China's trade is faltering as demand at home and abroad falls amid rising inflation
Exports increased 7.1% year on year in August, slowing from an 18.0% increase in July, according to official customs data released on Wednesday, well below analysts' expectations of a 12.8% increase.
BEIJING China's exports and imports slowed in August, with growth falling short of expectations as rising inflation hampered overseas demand and new COVID curbs and heatwaves disrupted output, reviving downside risks for the shaky economy.
Exports increased 7.1% year on year in August, slowing from an 18.0% increase in July, according to official customs data released on Wednesday, well below analysts' expectations of a 12.8% increase.
Outbound shipments have outperformed other economic drivers this year, but they are now facing new challenges as global interest rates, inflation, and geopolitical tensions weigh on external demand.
"It appears that export softness arrived earlier than expected, as recent shipping data suggests that demand from the United States and the European Union has already slowed as shipping prices have fallen significantly," said Zhou Hao, chief economist at Guotai Junan International.
He anticipates that pricing effects will continue to disrupt trade, and that real import growth has already turned negative since the late first quarter, implying more headwinds for demand.

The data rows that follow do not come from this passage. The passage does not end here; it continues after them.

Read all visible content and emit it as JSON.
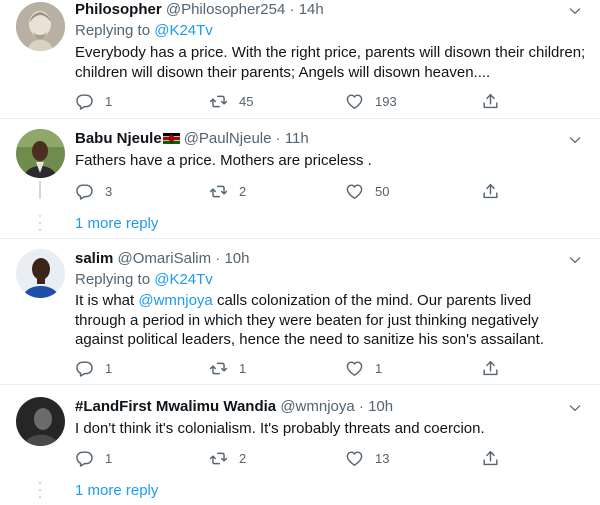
{
  "tweets": [
    {
      "name": "Philosopher",
      "handle": "@Philosopher254",
      "dot": "·",
      "time": "14h",
      "replying_prefix": "Replying to ",
      "replying_handle": "@K24Tv",
      "text": "Everybody has a price. With the right price, parents will disown their children; children will disown their parents; Angels will disown heaven....",
      "replies": "1",
      "retweets": "45",
      "likes": "193"
    },
    {
      "name": "Babu Njeule",
      "handle": "@PaulNjeule",
      "dot": "·",
      "time": "11h",
      "text": "Fathers have a price. Mothers are priceless .",
      "replies": "3",
      "retweets": "2",
      "likes": "50"
    },
    {
      "name": "salim",
      "handle": "@OmariSalim",
      "dot": "·",
      "time": "10h",
      "replying_prefix": "Replying to ",
      "replying_handle": "@K24Tv",
      "text_part1": "It is what ",
      "text_mention": "@wmnjoya",
      "text_part2": " calls colonization of the mind. Our parents lived through a period in which they were beaten for just thinking negatively against political leaders, hence the need to sanitize his son's assailant.",
      "replies": "1",
      "retweets": "1",
      "likes": "1"
    },
    {
      "name": "#LandFirst Mwalimu Wandia",
      "handle": "@wmnjoya",
      "dot": "·",
      "time": "10h",
      "text": "I don't think it's colonialism. It's probably threats and coercion.",
      "replies": "1",
      "retweets": "2",
      "likes": "13"
    }
  ],
  "more_replies_1": "1 more reply",
  "more_replies_2": "1 more reply",
  "colors": {
    "link": "#1d9bf0",
    "secondary_text": "#536471",
    "divider": "#e6ecf0"
  },
  "icons": [
    "reply-icon",
    "retweet-icon",
    "like-icon",
    "share-icon",
    "caret-down-icon",
    "kenya-flag-icon"
  ]
}
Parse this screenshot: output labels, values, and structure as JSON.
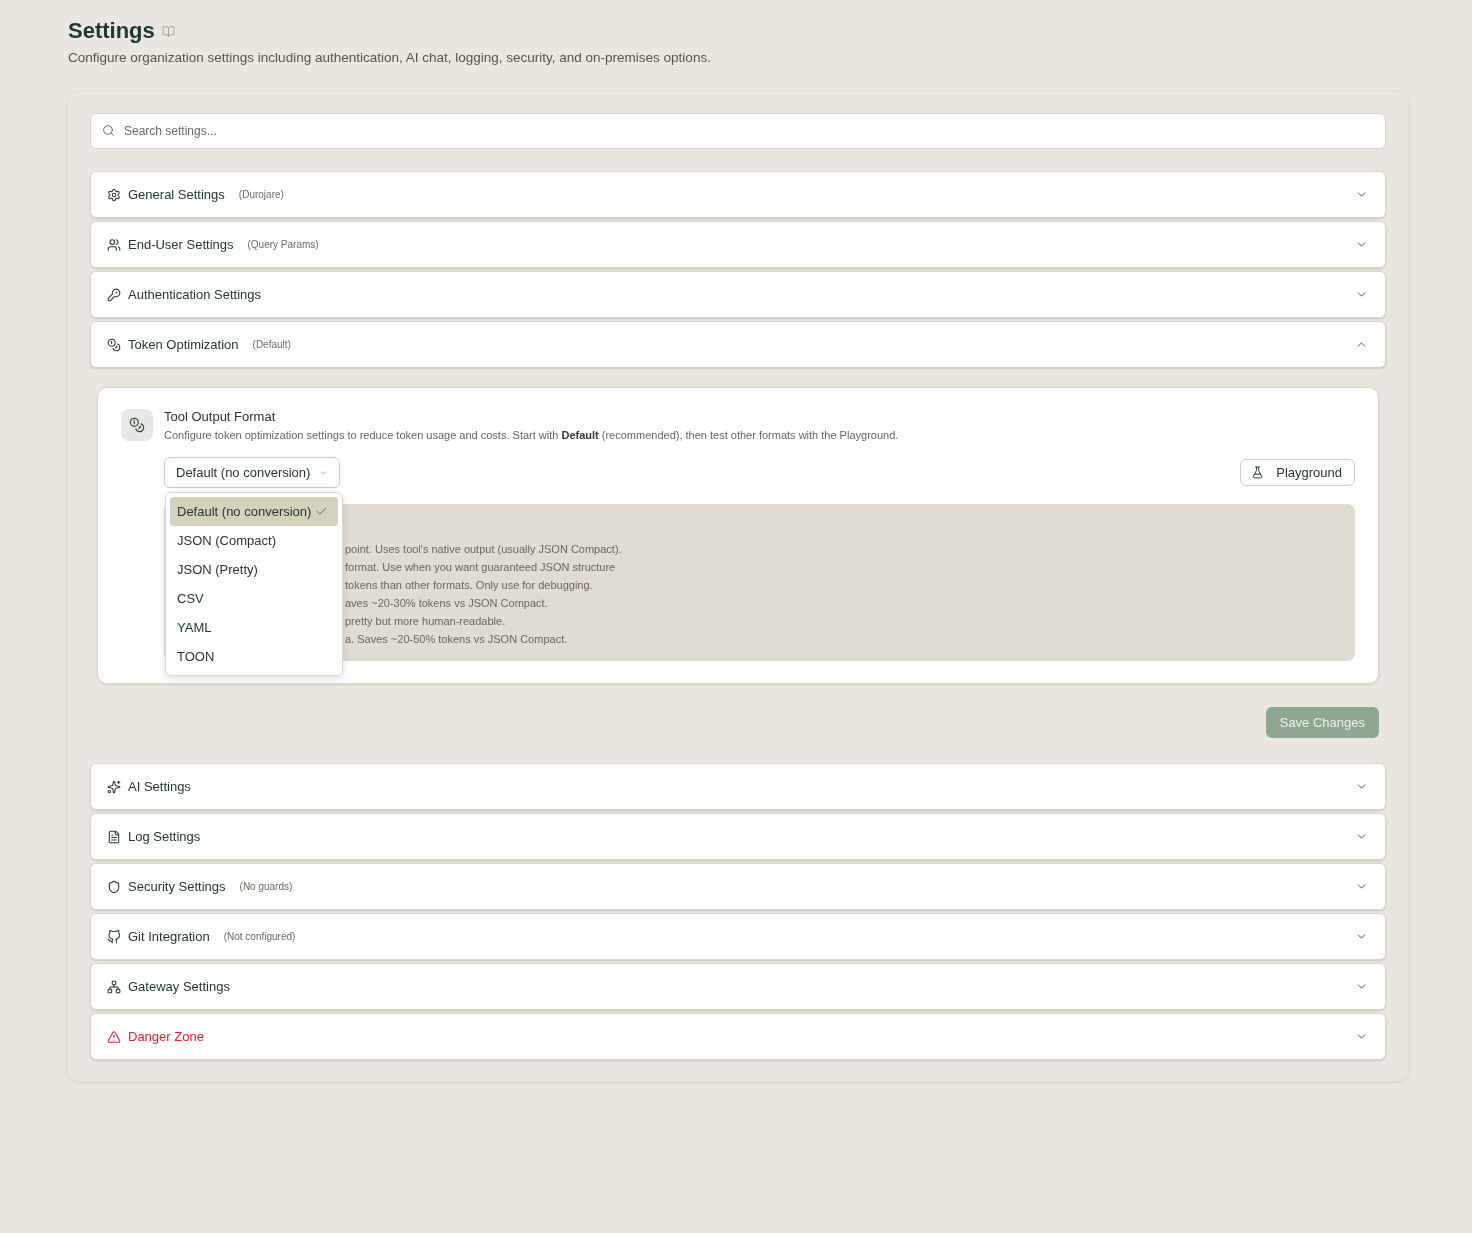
{
  "page": {
    "title": "Settings",
    "subtitle": "Configure organization settings including authentication, AI chat, logging, security, and on-premises options."
  },
  "search": {
    "placeholder": "Search settings..."
  },
  "sections": [
    {
      "label": "General Settings",
      "badge": "(Durojare)",
      "kind": "normal",
      "expanded": false
    },
    {
      "label": "End-User Settings",
      "badge": "(Query Params)",
      "kind": "normal",
      "expanded": false
    },
    {
      "label": "Authentication Settings",
      "kind": "normal",
      "expanded": false
    },
    {
      "label": "Token Optimization",
      "badge": "(Default)",
      "kind": "normal",
      "expanded": true,
      "panel": {
        "title": "Tool Output Format",
        "description": "Configure token optimization settings to reduce token usage and costs. Start with **Default** (recommended), then test other formats with the Playground.",
        "select": {
          "value": "Default (no conversion)",
          "open": true,
          "options": [
            {
              "label": "Default (no conversion)",
              "selected": true
            },
            {
              "label": "JSON (Compact)",
              "selected": false
            },
            {
              "label": "JSON (Pretty)",
              "selected": false
            },
            {
              "label": "CSV",
              "selected": false
            },
            {
              "label": "YAML",
              "selected": false
            },
            {
              "label": "TOON",
              "selected": false
            }
          ]
        },
        "playground_button": "Playground",
        "info_lines": [
          "point. Uses tool's native output (usually JSON Compact).",
          "format. Use when you want guaranteed JSON structure",
          "tokens than other formats. Only use for debugging.",
          "aves ~20-30% tokens vs JSON Compact.",
          "pretty but more human-readable.",
          "a. Saves ~20-50% tokens vs JSON Compact."
        ],
        "save_button": {
          "label": "Save Changes",
          "disabled": true
        }
      }
    },
    {
      "label": "AI Settings",
      "kind": "normal",
      "expanded": false
    },
    {
      "label": "Log Settings",
      "kind": "normal",
      "expanded": false
    },
    {
      "label": "Security Settings",
      "badge": "(No guards)",
      "kind": "normal",
      "expanded": false
    },
    {
      "label": "Git Integration",
      "badge": "(Not configured)",
      "kind": "normal",
      "expanded": false
    },
    {
      "label": "Gateway Settings",
      "kind": "normal",
      "expanded": false
    },
    {
      "label": "Danger Zone",
      "kind": "danger",
      "expanded": false
    }
  ]
}
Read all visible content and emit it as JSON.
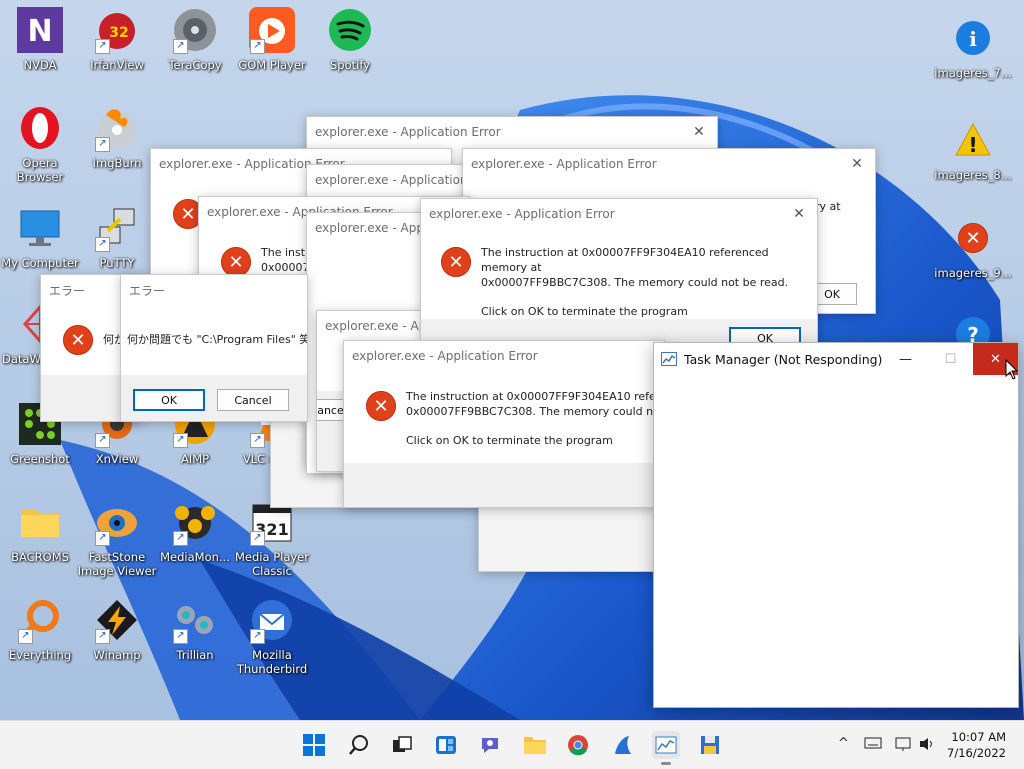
{
  "desktop": {
    "icons": [
      {
        "label": "NVDA"
      },
      {
        "label": "IrfanView",
        "badge": "32"
      },
      {
        "label": "TeraCopy"
      },
      {
        "label": "GOM Player"
      },
      {
        "label": "Spotify"
      },
      {
        "label": "imageres_7..."
      },
      {
        "label": "Opera Browser"
      },
      {
        "label": "ImgBurn"
      },
      {
        "label": "imageres_8..."
      },
      {
        "label": "My Computer"
      },
      {
        "label": "PuTTY"
      },
      {
        "label": "imageres_9..."
      },
      {
        "label": "DataWa"
      },
      {
        "label": "Greenshot"
      },
      {
        "label": "XnView"
      },
      {
        "label": "AIMP"
      },
      {
        "label": "VLC m pla"
      },
      {
        "label": "BACROMS"
      },
      {
        "label": "FastStone Image Viewer"
      },
      {
        "label": "MediaMon..."
      },
      {
        "label": "Media Player Classic",
        "badge": "321"
      },
      {
        "label": "Everything"
      },
      {
        "label": "Winamp"
      },
      {
        "label": "Trillian"
      },
      {
        "label": "Mozilla Thunderbird"
      }
    ]
  },
  "dialogs": {
    "title": "explorer.exe - Application Error",
    "message_line1": "The instruction at 0x00007FF9F304EA10 referenced memory at",
    "message_line2": "0x00007FF9BBC7C308. The memory could not be read.",
    "message_line3": "Click on OK to terminate the program",
    "partial_line1": "The instruction at 0x00007FF9F304EA10 referenced",
    "partial_line2": "0x00007FF9BBC7C308. The memory could not be r",
    "partial_short1": "The instruc",
    "partial_short2": "0x00007FF",
    "partial_right": "ry at",
    "ok_label": "OK",
    "cancel_partial": "ancel",
    "close_glyph": "✕"
  },
  "japanese_dialog": {
    "title": "エラー",
    "message": "何か問題でも \"C:\\Program Files\" 笑",
    "message_partial": "何か",
    "ok_label": "OK",
    "cancel_label": "Cancel"
  },
  "task_manager": {
    "title": "Task Manager (Not Responding)",
    "minimize": "—",
    "maximize": "☐",
    "close": "✕"
  },
  "taskbar": {
    "time": "10:07 AM",
    "date": "7/16/2022",
    "tray_chevron": "^"
  },
  "colors": {
    "error_red": "#e0411b",
    "close_hover": "#c42b1c",
    "taskbar": "#f3f3f3"
  }
}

The yuan's recent two-year lows have not boosted China's export growth, highlighting the country's weak external demand.
Slower growth is due in part to unfavourable comparisons to strong exports last year, but it is also exacerbated by increased COVID restrictions as infections increased and heatwaves disrupted factory output in southwestern areas.
In early August, the export hub Yiwu imposed a three-day lockdown to contain a COVID outbreak, disrupting local shipments and the delivery of Christmas goods during the peak season.
Imports rose only 0.3% in August, up from 2.3% the previous month, according to customs data, well below the 1.1% increase forecast. Imports and exports both grew at the slowest rate in four months.
Imports were hampered by weak domestic demand, which was hampered by the worst heatwaves in decades, a property crisis, and sluggish consumption.
Global commodity prices fell again in August, albeit at a slower pace.
"The remarkably slower import growth indicated that the sector has faced a wave of headwinds in recent months that is not expected to abate anytime soon," said Bruce Pang, chief economist at Jones Lang Lasalle.
"COVID outbreaks disrupted supply chains and demand, while power rationing harmed output."
The broad dollar strength also puts pressure on imports." This resulted in a smaller trade surplus of $79.39 billion, compared to a $101.26 billion surplus in July, which was a record for any country's single-month goods trade balance in history.
Goldman Sachs analysts expect China's large trade surpluses to continue in the coming years, but they warn that key risks include geopolitical tensions and significantly higher commodity prices in the medium term.
On Monday, Assistant Commerce Minister Li Fei stated that China's foreign trade is being hampered by factors such as weakening external demand.
The central bank announced on Monday that it would reduce the amount of foreign exchange reserves that financial institutions must hold in order to slow the yuan's recent depreciation.